Na peça prático-profissional da 2ª fase de Direito Civil do 46º Exame de Ordem, o espelho preliminar da FGV indicou os Embargos de Terceiro, previstos no art. 674, §2º, III, do CPC, como única resposta correta. O caso envolvia Sílvia, sócia da empresa executada, que teve seu imóvel residencial penhorado sem a instauração do incidente de desconsideração da personalidade jurídica (IDPJ) e sem ter sido previamente citada para exercer o contraditório. Contudo, há fundamentos jurídicos que sustentam o cabimento do Agravo de Instrumento, na condição de terceiro prejudicado, razão pela qual a peça também merece reconhecimento pela banca examinadora.
A principal sustentação encontra respaldo no Tema 236 do Superior Tribunal de Justiça, fixado no julgamento do REsp 1.091.710/PR sob o rito dos recursos repetitivos. Na ocasião, o STJ estabeleceu que o terceiro atingido por constrição judicial em processo de execução pode tanto opor embargos de terceiro quanto recorrer da decisão constritiva como terceiro prejudicado. Trata-se de precedente vinculante, de observância obrigatória nos termos do art. 927, III, do CPC. O entendimento é reforçado pelo art. 1.015, parágrafo único, do CPC e pelo Tema 1.267 do STJ, que consolidou o cabimento amplo do agravo de instrumento em processos de execução.

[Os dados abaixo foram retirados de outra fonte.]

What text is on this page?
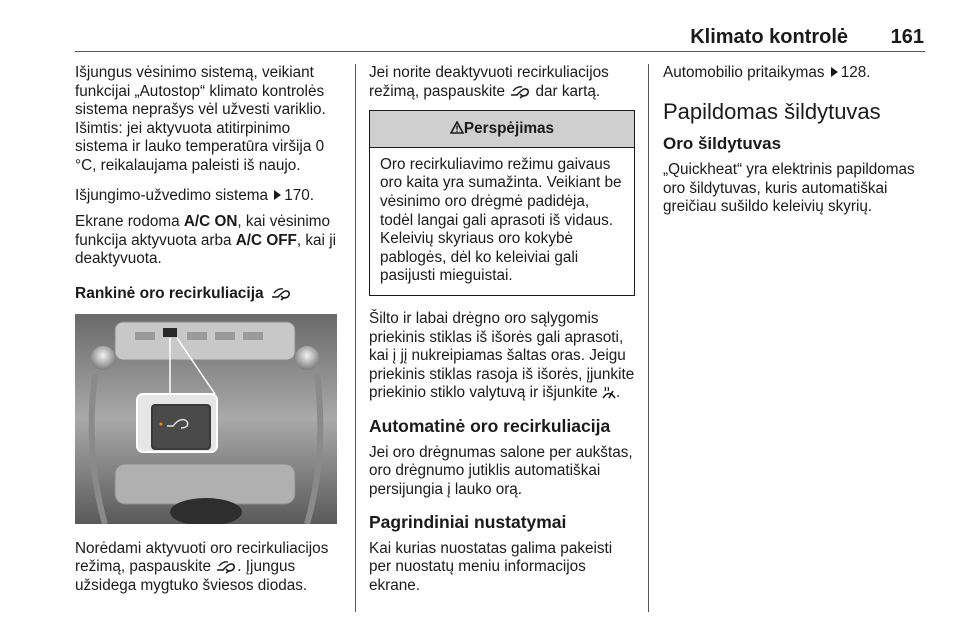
Klimato kontrolė 161

Išjungus vėsinimo sistemą, veikiant funkcijai „Autostop“ klimato kontrolės sistema neprašys vėl užvesti variklio. Išimtis: jei aktyvuota atitirpinimo sistema ir lauko temperatūra viršija 0 °C, reikalaujama paleisti iš naujo.

Išjungimo-užvedimo sistema 170.

Ekrane rodoma A/C ON, kai vėsinimo funkcija aktyvuota arba A/C OFF, kai ji deaktyvuota.

Rankinė oro recirkuliacija

Norėdami aktyvuoti oro recirkuliacijos režimą, paspauskite . Įjungus užsidega mygtuko šviesos diodas.

Jei norite deaktyvuoti recirkuliacijos režimą, paspauskite dar kartą.

Perspėjimas
Oro recirkuliavimo režimu gaivaus oro kaita yra sumažinta. Veikiant be vėsinimo oro drėgmė padidėja, todėl langai gali aprasoti iš vidaus. Keleivių skyriaus oro kokybė pablogės, dėl ko keleiviai gali pasijusti mieguistai.

Šilto ir labai drėgno oro sąlygomis priekinis stiklas iš išorės gali aprasoti, kai į jį nukreipiamas šaltas oras. Jeigu priekinis stiklas rasoja iš išorės, įjunkite priekinio stiklo valytuvą ir išjunkite .

Automatinė oro recirkuliacija

Jei oro drėgnumas salone per aukštas, oro drėgnumo jutiklis automatiškai persijungia į lauko orą.

Pagrindiniai nustatymai

Kai kurias nuostatas galima pakeisti per nuostatų meniu informacijos ekrane.

Automobilio pritaikymas 128.

Papildomas šildytuvas
Oro šildytuvas

„Quickheat“ yra elektrinis papildomas oro šildytuvas, kuris automatiškai greičiau sušildo keleivių skyrių.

Além disso, a legitimidade recursal de Sílvia decorre do art. 996 do CPC, que autoriza a interposição de recurso pelo terceiro prejudicado. No caso concreto, ela não possui mero interesse reflexo, mas é diretamente afetada pela penhora de bem de sua propriedade. A jurisprudência do STJ já diferenciou essas situações e, no REsp 2.023.890/MS, admitiu expressamente a utilização do agravo de instrumento para impugnar ordem de penhora, reconhecendo a natureza interlocutória da decisão e afastando a necessidade de utilização prévia de outros meios impugnativos.
Sob o aspecto material, o candidato que optou pelo Agravo de Instrumento demonstrou conhecimento dos fundamentos essenciais exigidos pelo caso. Entre eles, destaca-se a nulidade da desconsideração da personalidade jurídica realizada sem a instauração do IDPJ, em afronta aos arts. 134 e 135 do CPC e ao art. 50 do Código Civil; a impenhorabilidade do imóvel residencial de Sílvia, protegido pela Lei nº 8.009/1990 e pela Súmula 364 do STJ; e a condição de terceira diretamente atingida pela constrição patrimonial. Todos esses argumentos poderiam ser desenvolvidos tanto nos Embargos de Terceiro quanto no Agravo de Instrumento, evidenciando que a escolha da via processual não compromete o conteúdo jurídico da resposta.
Por fim, a própria jurisprudência do STJ já reconheceu, no RMS 73.285/RS, ser ilegal a postura de banca examinadora que ignora respostas fundamentadas em precedentes vinculantes. Assim, a desconsideração do Agravo de Instrumento como peça alternativa válida pode representar violação ao art. 927, III, do CPC e aos Temas 236 e 1.267 do STJ. Diante disso, requer-se o reconhecimento do Agravo de Instrumento como peça correta alternativa, com a atribuição da pontuação integral correspondente. Subsidiariamente, caso não seja esse o entendimento da banca, pleiteia-se a concessão de pontuação parcial aos examinandos que demonstraram domínio dos fundamentos materiais do caso concreto, especialmente quanto à nulidade da desconsideração sem IDPJ, à proteção do bem de família e à condição de terceira prejudicada de Sílvia.